As presidenciais da mudança

Nestas eleições, as intervenções públicas de Francisco Rodrigues dos Santos e de Rui Río foram absolutamente desnecessárias e até mesmo estranhas. 

Por Judite de Sousa

As eleições presidenciais de domingo permitiram tirar uma conclusão: mudança. A esquerda e a direita não ficaram iguais a partir da noite de domingo. Ambas saíram perdedoras. Explico porquê.

Começando por João Ferreira. O eurodeputado fez a melhor campanha de todas. O seu desempenho televisivo esteve sempre num bom nível.

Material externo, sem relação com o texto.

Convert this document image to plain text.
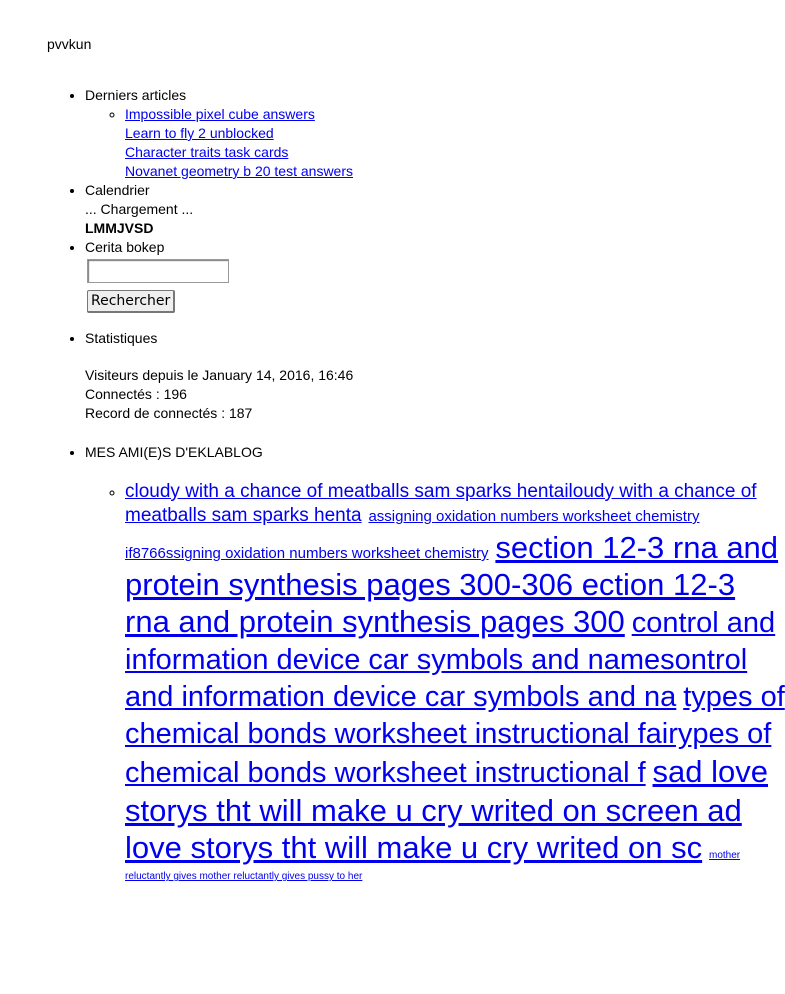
pvvkun
• Derniers articles
◦ Impossible pixel cube answers
Learn to fly 2 unblocked
Character traits task cards
Novanet geometry b 20 test answers
• Calendrier
... Chargement ...
LMMJVSD
• Cerita bokep
Rechercher
• Statistiques
Visiteurs depuis le January 14, 2016, 16:46
Connectés : 196
Record de connectés : 187
• MES AMI(E)S D'EKLABLOG
◦ cloudy with a chance of meatballs sam sparks hentailoudy with a chance of meatballs sam sparks henta assigning oxidation numbers worksheet chemistry if8766ssigning oxidation numbers worksheet chemistry section 12-3 rna and protein synthesis pages 300-306 ection 12-3 rna and protein synthesis pages 300 control and information device car symbols and namesontrol and information device car symbols and na types of chemical bonds worksheet instructional fairypes of chemical bonds worksheet instructional f sad love storys tht will make u cry writed on screen ad love storys tht will make u cry writed on sc mother reluctantly gives mother reluctantly gives pussy to her
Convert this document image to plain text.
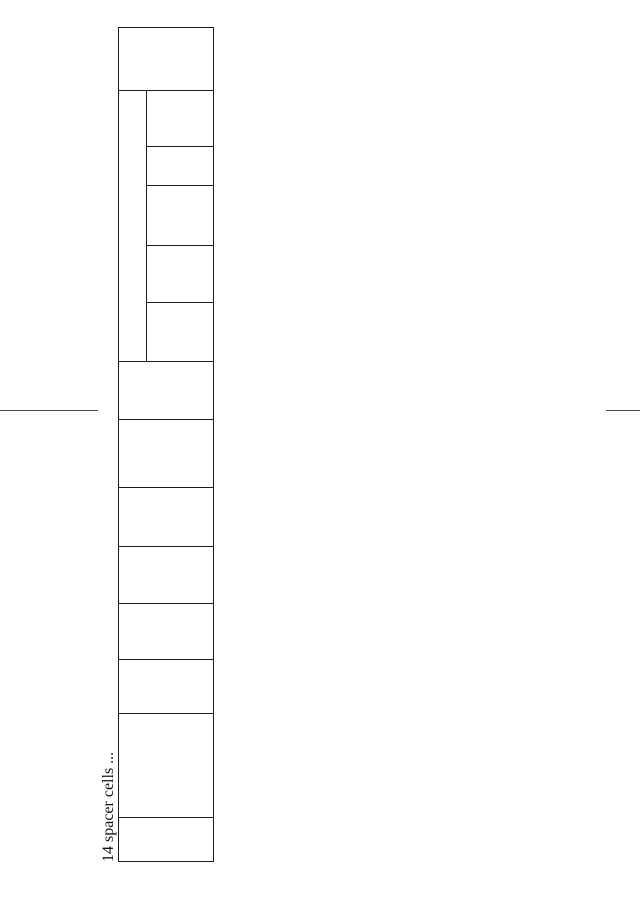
14 spacer cells ...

No entanto, o voto PCP, como os factos o têm demonstrado, está em declínio há vários anos e os resultados dos últimos atos eleitorais são a prova disso mesmo. O PCP vai ter que pensar seriamente como é que em bastiões comunistas do Alentejo, Beja, por exemplo, João Ferreira fica atrás de André Ventura. 

Marisa Matias foi a grande surpresa da noite pela negativa. O bloco não avaliou o impacto que a candidatura de Ana Gomes e avançou como se a realidade destas eleições fosse comparável à de há cinco anos. Marisa Matias foi generosa na campanha, voluntarista, frágil em vários momentos televisivos mas acabou por obter um resultado humilhante para aquelas que seriam as suas expectativas. 

Ana Gomes nem sai bem nem mal destas eleições. Marcou presença e pouco mais do que isso. Nunca se percebeu ao que vinha, não compreendeu que o eleitorado socialista iria votar Marcelo, que a eleição presidencial nada tem de partidário nem de ideológico. Ana Gomes representou o voto útil, terá ido buscar votos a Marisa Matias mas ficou aquém do seu principal objetivo: forçar uma segunda volta. 

Tiago Mayan Gonçalves da Iniciativa Liberal cumpriu. Praticamente desconhecido dos Portugueses, não se esperava um resultado diferente do que obteve. Marcou uma posição, passou bem a mensagem, foi claro. Para um estreante de um partido que surgiu há muito pouco tempo, não seria de esperar mais. 

André Ventura foi a surpresa da noite. Mal amado pela classe política e mediática, os cerca de dez por cento de votos impõem daqui em diante um outro olhar sobre a direita radical. Uma das perguntas que resulta do passado domingo é a seguinte: quem votou em Ventura. Dizer-se que ele reuniu o voto de protesto é não querer ver a frieza dos números. E eles são eloquentes. Ventura veio modificar o xadrez partidário, introduzir uma linha antissistema e modificar vincadamente a relação de forças no campo da direita moderada. Mais tarde do que noutros países, o populismo chegou a Portugal e não foi pela porta pequena. 

Nestas eleições, as intervenções públicas de Francisco Rodrigues dos Santos e de Rui Río foram absolutamente desnecessárias e até mesmo estranhas. O presidente do CDS mostrou que não entendeu nada do que aconteceu. Colou-se sem propósito algum à vitória de Marcelo. Foi um dos momentos patéticos da noite. Já o mesmo se passou com Rui Rui que procurou evidenciar a linhagem partidária de Marcelo e obter ganhos próprios. Não esteve bem. 

Finalmente, o vencedor. Pouco há a dizer. A vitória à primeira volta era mais do que esperada. E é uma vitória só dele. O palco foi do candidato presidente. Correu em pista própria. Venceu. E percebeu que os portugueses querem um presidente menos cooperante com o governo mas mais exigente. Veremos.